A. Smells in the Diary (The Log Files)

These are problems you see when you actually read the logs.

  1. Format Turmoil (The Messy Handwriting): Imagine one person writes in cursive, another in block letters, and a third uses a different language. If your logs don't follow a standard format, it's impossible to search them or read them quickly.
  2. Undercover Identifier (The Anonymous Note): A diary entry says, "The bank vault was opened," but it doesn't say who opened it. Without a name (or ID) attached to the log, you don't know which part of the system caused the problem.
  3. Mercurial Logging Level (The False Alarm): This is like a smoke detector that screams "FIRE!" when you just toast a piece of bread. The log says "ERROR" for a minor issue, or "INFO" for a disaster. It makes it hard to know what actually matters.
  4. Deceptive Variable (The Missing Ingredient): The log says, "The car broke down," but it forgets to say which car or what part broke. It's like a recipe that says "add spices" but doesn't list which ones.
  5. Message Madness (The Nonsense Story): The log entries are full of typos, bad grammar, or confusing sentences. "Connect to data base" vs "Connected to database." It makes the story hard to follow.
  6. Logging Lost in the Wind (The Missing Page): The diary has a gap. The software crashed, but the log entry that should explain why is simply missing. It's like a detective arriving at a crime scene and finding the most important page torn out.
  7. Landfill Logs (The Garbage Dump): This is the opposite of missing pages. The software writes too much. It logs every single breath the computer takes. The important clues are buried under thousands of lines of useless noise, like trying to find a diamond in a mountain of trash.

B. Smells in the Code (How the Diary is Written)

These are problems in the actual programming code that generates the logs.

  1. Sleeping Guards (The Lazy Bouncer): Imagine a bouncer at a club who is supposed to check IDs but falls asleep. In code, this means the computer is doing the hard work of writing a log entry even when nobody is looking at it. It wastes energy and slows down the system.
  2. Skeleton in the Closet (The Messy Room): The code that writes the logs is itself messy, duplicated, or hard to understand. If the "writer" is confused, the "diary" will be too.

2. Why Does This Happen? (The Causes)

The paper also looked at why these smells exist. It's usually not because developers are lazy, but because of:

  • No Rulebook: Everyone has their own way of writing logs.
  • Experience Gap: New developers might not know what to log.
  • Too Many Tools: Using different "notebooks" (libraries) that don't talk to each other.
  • Neglect: Updating the app but forgetting to update the logs.

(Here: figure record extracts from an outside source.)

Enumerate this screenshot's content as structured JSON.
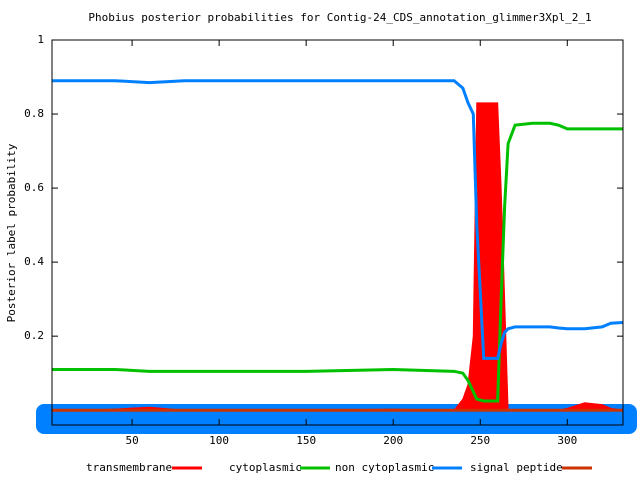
{
  "chart_data": {
    "type": "line",
    "title": "Phobius posterior probabilities for Contig-24_CDS_annotation_glimmer3Xpl_2_1",
    "y_label": "Posterior label probability",
    "x": [
      4,
      20,
      40,
      60,
      80,
      100,
      150,
      200,
      235,
      240,
      243,
      246,
      248,
      252,
      256,
      260,
      262,
      264,
      266,
      270,
      280,
      290,
      295,
      300,
      310,
      320,
      325,
      332
    ],
    "series": [
      {
        "name": "transmembrane",
        "color": "#ff0000",
        "style": "area",
        "values": [
          0,
          0,
          0.003,
          0.008,
          0,
          0,
          0,
          0.003,
          0,
          0.03,
          0.07,
          0.2,
          0.83,
          0.83,
          0.83,
          0.83,
          0.6,
          0.3,
          0,
          0,
          0,
          0,
          0,
          0.005,
          0.02,
          0.015,
          0.005,
          0
        ]
      },
      {
        "name": "cytoplasmic",
        "color": "#00c000",
        "style": "line",
        "values": [
          0.11,
          0.11,
          0.11,
          0.105,
          0.105,
          0.105,
          0.105,
          0.11,
          0.105,
          0.1,
          0.08,
          0.05,
          0.03,
          0.025,
          0.025,
          0.025,
          0.3,
          0.55,
          0.72,
          0.77,
          0.775,
          0.775,
          0.77,
          0.76,
          0.76,
          0.76,
          0.76,
          0.76
        ]
      },
      {
        "name": "non cytoplasmic",
        "color": "#0080ff",
        "style": "line",
        "values": [
          0.89,
          0.89,
          0.89,
          0.885,
          0.89,
          0.89,
          0.89,
          0.89,
          0.89,
          0.87,
          0.83,
          0.8,
          0.5,
          0.14,
          0.14,
          0.14,
          0.18,
          0.21,
          0.22,
          0.225,
          0.225,
          0.225,
          0.222,
          0.22,
          0.22,
          0.225,
          0.235,
          0.237
        ]
      },
      {
        "name": "signal peptide",
        "color": "#cc3300",
        "style": "line",
        "values": [
          0,
          0,
          0,
          0,
          0,
          0,
          0,
          0,
          0,
          0,
          0,
          0,
          0,
          0,
          0,
          0,
          0,
          0,
          0,
          0,
          0,
          0,
          0,
          0,
          0,
          0,
          0,
          0
        ]
      }
    ],
    "xlim": [
      4,
      332
    ],
    "ylim": [
      -0.04,
      1
    ],
    "xticks": [
      50,
      100,
      150,
      200,
      250,
      300
    ],
    "yticks": [
      0.2,
      0.4,
      0.6,
      0.8,
      1
    ],
    "grid": false,
    "legend": "bottom"
  }
}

3. What Happens If We Ignore Them? (The Consequences)

If you ignore these smells, the "diary" becomes useless, leading to:

  • Leaking Secrets: Accidentally writing passwords or private user data into the log file.
  • Time Travel Confusion: The log says Event B happened before Event A, but in reality, it was the other way around.
  • Slow Motion: The system runs so slowly because it's busy writing useless logs.
  • Ghost Bugs: The act of logging something actually changes how the software behaves, creating new bugs.

4. The Toolkit (The Solutions)

The researchers checked if there are any tools to fix these smells.

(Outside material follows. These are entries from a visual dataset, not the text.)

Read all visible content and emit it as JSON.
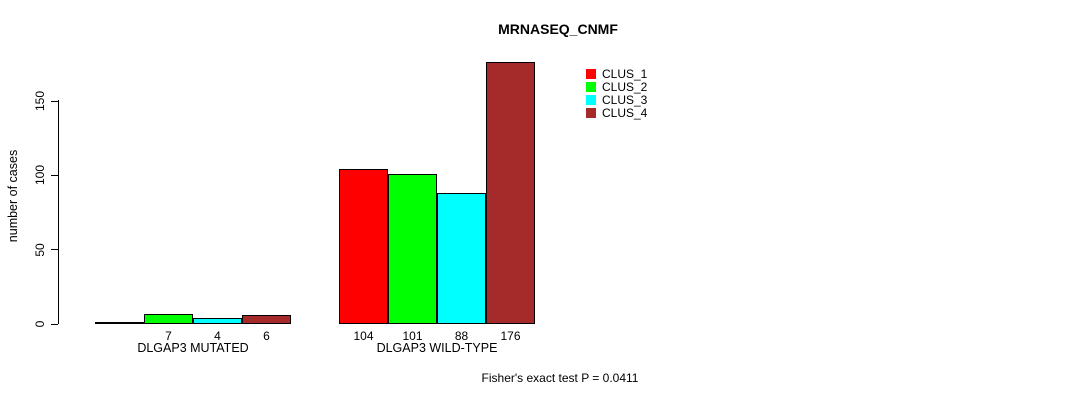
{
  "chart_data": {
    "type": "bar",
    "title": "MRNASEQ_CNMF",
    "ylabel": "number of cases",
    "xlabel": "",
    "ylim": [
      0,
      150
    ],
    "yticks": [
      0,
      50,
      100,
      150
    ],
    "grid": false,
    "legend_position": "top-right",
    "annotation": "Fisher's exact test P = 0.0411",
    "categories": [
      "DLGAP3 MUTATED",
      "DLGAP3 WILD-TYPE"
    ],
    "series": [
      {
        "name": "CLUS_1",
        "color": "#FF0000",
        "values": [
          0,
          104
        ]
      },
      {
        "name": "CLUS_2",
        "color": "#00FF00",
        "values": [
          7,
          101
        ]
      },
      {
        "name": "CLUS_3",
        "color": "#00FFFF",
        "values": [
          4,
          88
        ]
      },
      {
        "name": "CLUS_4",
        "color": "#A52A2A",
        "values": [
          6,
          176
        ]
      }
    ],
    "bar_value_labels": [
      [
        "",
        "7",
        "4",
        "6"
      ],
      [
        "104",
        "101",
        "88",
        "176"
      ]
    ],
    "axis_color": "#000000",
    "background": "#FFFFFF",
    "text_color": "#000000"
  }
}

  • Good News: There are about 16 tools that can help fix things like "False Alarms" (wrong log levels) or "Missing Pages" (missing logs).
  • Bad News: There are almost no tools to fix the "Messy Handwriting" (Format Turmoil) or the "Lazy Bouncer" (Sleeping Guards). These are areas where future researchers need to invent new tools.

The Big Takeaway

Writing good logs is like writing a good mystery novel: it needs a clear plot, consistent characters, and no missing pages.

This paper gives developers a checklist (the taxonomy) to spot the bad habits before they cause a disaster. It tells us: "Hey, your logs smell like a landfill; let's clean them up before the system crashes."

By understanding these "smells," developers can write better software, debug faster, and sleep better at night knowing their digital diaries are actually useful.